Mais ce prix est également juste et équitable pour l’artisan parce qu’il me permet de vivre dignement du travail de mes mains. Il me permet de bénéficier d’une protection sociale sans brader mon travail, ni me dévoyer. Et par protection sociale, j’entends assurance maladie, assurance chômage et cotisation à la retraite. (Ca semble incroyable qu’un artisan puisse être couvert à ce point? Allez-donc jetter un oeil ici!)
Ajouté à cela, et ce point est d’une importance fondamentale, ce prix n’a ni pour but de faire grossir le capital d’une quelconque entreprise ni de glisser des plus gros dividendes dans la poche d’actionnaires anonymes et lointains dont on ne connaît ni les objectifs, ni la stratégie, ni les intentions. En revanche, il permettra de mettre du bois dans la cheminée et du pain sur la table à manger et de pourvoir aux besoins de mon garçon. Il permettra également de mettre un livre à lire sur sa table de chevet, de l’emmener randonner en montagne l’été et d’aller pêcher en rivière le week-end.
Politique de vente et calcul des prix
De même, je ne suis pas stratège en marketing et je ne cherche pas paradoxalement la vente à tout prix. Je n’irai pas utiliser des techniques issues de l’industrie automobile, de la grande distribution ou de toute autre école de force de vente pour aller chercher coûte que coûte à déclencher l’achat. Parce que ce n’est tout simplement pas dans ma nature. D’ailleurs s’il est une raison qui précède les autres, c’est bien simple, ces techniques me sont tout simplement parfaitement inconnues…!
J’ai également pris le parti de conseiller mes clients de la façon la plus juste. Si après discussion il s’avère que je ne sois pas en mesure de répondre convenablement à leur demande, je les aiguille avec grand plaisir vers un confrère qui sera tout aussi compétent. A tout choisir, je préfère un client satisfait chez un autre qu’un client qui repart insatisfait et frustré de chez moi!

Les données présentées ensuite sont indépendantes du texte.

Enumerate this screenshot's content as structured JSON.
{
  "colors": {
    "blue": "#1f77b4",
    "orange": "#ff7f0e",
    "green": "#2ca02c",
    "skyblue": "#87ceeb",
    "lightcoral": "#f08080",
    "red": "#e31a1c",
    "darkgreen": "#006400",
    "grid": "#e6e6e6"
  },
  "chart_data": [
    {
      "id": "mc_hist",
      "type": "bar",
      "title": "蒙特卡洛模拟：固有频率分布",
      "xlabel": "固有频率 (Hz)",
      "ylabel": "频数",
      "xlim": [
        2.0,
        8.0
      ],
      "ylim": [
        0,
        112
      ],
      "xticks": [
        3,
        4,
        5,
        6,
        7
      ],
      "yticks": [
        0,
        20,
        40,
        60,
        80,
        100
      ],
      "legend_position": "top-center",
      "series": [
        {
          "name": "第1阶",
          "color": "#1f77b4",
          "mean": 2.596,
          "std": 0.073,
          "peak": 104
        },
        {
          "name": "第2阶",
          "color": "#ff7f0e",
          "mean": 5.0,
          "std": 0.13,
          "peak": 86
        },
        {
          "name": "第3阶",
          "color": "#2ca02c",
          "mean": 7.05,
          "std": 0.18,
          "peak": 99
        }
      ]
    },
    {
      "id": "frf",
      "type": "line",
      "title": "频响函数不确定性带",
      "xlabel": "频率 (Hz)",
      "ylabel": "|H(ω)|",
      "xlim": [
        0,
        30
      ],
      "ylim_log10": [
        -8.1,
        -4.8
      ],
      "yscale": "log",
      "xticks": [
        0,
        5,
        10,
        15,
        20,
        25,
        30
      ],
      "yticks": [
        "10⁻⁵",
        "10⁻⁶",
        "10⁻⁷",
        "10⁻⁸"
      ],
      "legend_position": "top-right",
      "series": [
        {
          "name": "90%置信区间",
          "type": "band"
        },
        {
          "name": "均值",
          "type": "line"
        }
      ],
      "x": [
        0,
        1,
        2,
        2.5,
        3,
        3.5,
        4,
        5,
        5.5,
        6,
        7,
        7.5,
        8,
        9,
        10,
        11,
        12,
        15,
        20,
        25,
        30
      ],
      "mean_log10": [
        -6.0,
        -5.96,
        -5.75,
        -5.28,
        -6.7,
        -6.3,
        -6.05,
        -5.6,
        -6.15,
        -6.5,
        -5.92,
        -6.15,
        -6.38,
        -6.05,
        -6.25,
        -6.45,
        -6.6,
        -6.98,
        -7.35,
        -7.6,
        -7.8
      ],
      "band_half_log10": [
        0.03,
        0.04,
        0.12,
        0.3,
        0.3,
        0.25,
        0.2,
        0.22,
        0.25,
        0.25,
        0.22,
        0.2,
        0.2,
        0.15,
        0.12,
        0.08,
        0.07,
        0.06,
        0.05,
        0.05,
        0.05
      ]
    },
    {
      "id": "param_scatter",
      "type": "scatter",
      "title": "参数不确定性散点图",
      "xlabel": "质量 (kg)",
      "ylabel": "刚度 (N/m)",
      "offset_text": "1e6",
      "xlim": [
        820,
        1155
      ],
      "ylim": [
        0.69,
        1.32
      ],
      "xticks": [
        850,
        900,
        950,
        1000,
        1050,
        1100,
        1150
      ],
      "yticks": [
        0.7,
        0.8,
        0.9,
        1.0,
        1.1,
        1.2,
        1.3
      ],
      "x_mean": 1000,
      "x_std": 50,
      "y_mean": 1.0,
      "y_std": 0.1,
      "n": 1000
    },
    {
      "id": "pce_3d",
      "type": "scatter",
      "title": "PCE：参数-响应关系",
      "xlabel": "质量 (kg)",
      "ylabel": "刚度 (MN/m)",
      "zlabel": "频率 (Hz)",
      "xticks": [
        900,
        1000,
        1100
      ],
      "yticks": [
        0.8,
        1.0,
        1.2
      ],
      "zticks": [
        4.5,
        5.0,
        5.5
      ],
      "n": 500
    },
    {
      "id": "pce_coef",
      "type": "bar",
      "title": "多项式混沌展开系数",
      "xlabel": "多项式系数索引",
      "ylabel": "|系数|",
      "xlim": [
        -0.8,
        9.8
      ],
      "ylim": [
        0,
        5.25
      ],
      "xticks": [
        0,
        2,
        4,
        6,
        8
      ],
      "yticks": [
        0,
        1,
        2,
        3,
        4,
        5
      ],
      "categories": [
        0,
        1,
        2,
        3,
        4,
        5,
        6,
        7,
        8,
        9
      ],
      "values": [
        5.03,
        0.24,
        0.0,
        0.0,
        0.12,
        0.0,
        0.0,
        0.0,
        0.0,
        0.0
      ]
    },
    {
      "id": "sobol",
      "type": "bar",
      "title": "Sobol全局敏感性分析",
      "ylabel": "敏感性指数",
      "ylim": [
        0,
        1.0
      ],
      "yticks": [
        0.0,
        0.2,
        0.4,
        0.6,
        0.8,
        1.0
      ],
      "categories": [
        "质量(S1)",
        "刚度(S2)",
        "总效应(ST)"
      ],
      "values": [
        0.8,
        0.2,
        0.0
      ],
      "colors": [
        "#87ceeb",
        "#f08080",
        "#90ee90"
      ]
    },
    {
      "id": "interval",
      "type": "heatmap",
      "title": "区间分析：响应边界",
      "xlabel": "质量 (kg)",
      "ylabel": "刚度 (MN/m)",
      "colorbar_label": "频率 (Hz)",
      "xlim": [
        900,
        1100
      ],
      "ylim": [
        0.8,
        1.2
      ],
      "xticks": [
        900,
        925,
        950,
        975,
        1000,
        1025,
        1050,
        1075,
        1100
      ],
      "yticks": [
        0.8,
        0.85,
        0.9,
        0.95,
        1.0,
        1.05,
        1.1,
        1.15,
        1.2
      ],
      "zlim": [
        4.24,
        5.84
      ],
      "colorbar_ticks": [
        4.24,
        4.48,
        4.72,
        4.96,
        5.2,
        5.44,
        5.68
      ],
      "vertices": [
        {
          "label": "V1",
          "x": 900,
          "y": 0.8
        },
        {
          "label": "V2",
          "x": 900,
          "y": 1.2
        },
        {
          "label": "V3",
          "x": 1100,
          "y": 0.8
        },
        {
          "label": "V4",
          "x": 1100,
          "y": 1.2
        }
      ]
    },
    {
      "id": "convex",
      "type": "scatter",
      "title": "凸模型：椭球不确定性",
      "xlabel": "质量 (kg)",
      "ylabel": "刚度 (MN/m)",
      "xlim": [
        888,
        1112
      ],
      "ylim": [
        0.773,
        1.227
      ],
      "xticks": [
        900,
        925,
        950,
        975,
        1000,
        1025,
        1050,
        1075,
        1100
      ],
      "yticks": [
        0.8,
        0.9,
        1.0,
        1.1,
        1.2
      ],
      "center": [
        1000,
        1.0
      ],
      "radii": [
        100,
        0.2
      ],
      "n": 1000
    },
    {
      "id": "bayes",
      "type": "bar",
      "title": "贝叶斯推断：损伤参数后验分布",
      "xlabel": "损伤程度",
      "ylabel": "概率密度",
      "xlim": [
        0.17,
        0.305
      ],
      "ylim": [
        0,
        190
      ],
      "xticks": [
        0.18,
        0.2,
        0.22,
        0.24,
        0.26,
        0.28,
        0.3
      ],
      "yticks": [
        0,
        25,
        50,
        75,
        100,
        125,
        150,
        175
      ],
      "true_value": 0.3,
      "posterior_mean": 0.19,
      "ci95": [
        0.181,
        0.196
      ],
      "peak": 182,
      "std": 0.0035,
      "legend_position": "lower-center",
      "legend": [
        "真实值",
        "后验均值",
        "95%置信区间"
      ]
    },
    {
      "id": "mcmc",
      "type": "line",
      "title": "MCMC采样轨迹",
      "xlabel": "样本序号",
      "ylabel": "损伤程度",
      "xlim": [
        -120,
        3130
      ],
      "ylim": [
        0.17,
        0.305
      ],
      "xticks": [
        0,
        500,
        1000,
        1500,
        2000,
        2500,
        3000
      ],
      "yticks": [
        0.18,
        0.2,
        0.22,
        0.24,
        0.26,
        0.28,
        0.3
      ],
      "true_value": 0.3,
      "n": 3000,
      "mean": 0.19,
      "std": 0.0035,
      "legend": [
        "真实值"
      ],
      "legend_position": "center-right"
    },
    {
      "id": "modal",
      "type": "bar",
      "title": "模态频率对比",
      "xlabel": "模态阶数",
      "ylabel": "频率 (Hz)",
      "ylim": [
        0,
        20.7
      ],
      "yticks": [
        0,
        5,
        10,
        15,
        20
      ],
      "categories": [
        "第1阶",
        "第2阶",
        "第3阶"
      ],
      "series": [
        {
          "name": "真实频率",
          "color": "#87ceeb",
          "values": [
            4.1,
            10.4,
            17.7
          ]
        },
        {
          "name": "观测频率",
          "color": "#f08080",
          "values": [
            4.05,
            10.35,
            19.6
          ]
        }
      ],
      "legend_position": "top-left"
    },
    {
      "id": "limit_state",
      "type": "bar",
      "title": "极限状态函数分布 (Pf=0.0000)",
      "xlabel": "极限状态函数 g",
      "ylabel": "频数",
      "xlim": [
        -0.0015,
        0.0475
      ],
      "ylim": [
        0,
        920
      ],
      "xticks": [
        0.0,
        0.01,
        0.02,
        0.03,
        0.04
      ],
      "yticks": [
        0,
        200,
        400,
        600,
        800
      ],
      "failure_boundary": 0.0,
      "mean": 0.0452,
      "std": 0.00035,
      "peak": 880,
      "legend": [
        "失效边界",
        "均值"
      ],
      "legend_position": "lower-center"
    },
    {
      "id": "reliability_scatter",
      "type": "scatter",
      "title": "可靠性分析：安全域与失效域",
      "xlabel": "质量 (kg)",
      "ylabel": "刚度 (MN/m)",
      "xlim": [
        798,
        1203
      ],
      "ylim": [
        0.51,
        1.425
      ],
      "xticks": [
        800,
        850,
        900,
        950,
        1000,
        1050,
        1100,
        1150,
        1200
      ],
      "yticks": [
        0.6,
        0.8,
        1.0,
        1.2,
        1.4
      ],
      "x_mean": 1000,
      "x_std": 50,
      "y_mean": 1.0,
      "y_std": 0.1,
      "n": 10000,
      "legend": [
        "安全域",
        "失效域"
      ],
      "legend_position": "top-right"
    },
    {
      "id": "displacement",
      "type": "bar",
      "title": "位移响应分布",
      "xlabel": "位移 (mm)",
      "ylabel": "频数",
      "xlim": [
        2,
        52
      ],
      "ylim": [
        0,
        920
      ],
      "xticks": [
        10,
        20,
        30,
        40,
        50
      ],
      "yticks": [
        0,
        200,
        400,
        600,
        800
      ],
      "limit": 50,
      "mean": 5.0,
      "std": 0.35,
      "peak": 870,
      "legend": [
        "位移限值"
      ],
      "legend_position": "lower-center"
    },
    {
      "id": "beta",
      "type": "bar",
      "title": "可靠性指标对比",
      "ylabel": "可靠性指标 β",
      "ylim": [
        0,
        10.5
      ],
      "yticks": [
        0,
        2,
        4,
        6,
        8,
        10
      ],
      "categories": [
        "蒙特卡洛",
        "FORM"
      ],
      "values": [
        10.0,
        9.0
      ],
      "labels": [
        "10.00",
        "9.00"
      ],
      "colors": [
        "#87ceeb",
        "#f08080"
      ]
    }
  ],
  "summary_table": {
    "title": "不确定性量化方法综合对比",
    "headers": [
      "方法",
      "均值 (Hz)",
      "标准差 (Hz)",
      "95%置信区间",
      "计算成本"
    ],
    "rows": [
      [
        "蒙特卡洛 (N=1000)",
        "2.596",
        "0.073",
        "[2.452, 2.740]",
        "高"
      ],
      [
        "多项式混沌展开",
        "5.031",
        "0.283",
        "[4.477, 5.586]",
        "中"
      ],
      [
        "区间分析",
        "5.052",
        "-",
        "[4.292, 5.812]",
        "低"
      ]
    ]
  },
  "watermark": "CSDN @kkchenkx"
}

En réalité, le calcul d’un prix et la manière dont une enseigne se positionne s’inscrit dans un cadre philosophique et presque éthique qui lui est propre. Et tout cela procède d’un choix qui n’est pas aussi anodin qu’il y paraît: il en dit long sur la finalité de la relation que cette entreprise tisse avec ses clients.
Certes, je suis conscient que ce positionnement réaliste et non opportuniste est à contre-courant de la pensée dominante. On m’a même fait remarquer qu’avec ce type de positionnement je n’avais pas l’esprit « entrepreneur ». Très sincèrement, est-ce pertinent quand on est marteaux de ne considérer le monde que sous forme de clous? La Manufacture Atelier Bois n’est pas une start-up florissante de l’économie numérique mais bien un atelier où un artisan travaille avec ses mains pour réaliser des meubles construits pour durer.
Alors cette manière de déterminer les prix n’est pas le fruit du hasard. Il s’agit de poser en toute transparence le juste prix des choses pour, tout comme mes meubles, construire une relation saine, solide et durable avec ceux qui décident de franchir la porte de l’atelier.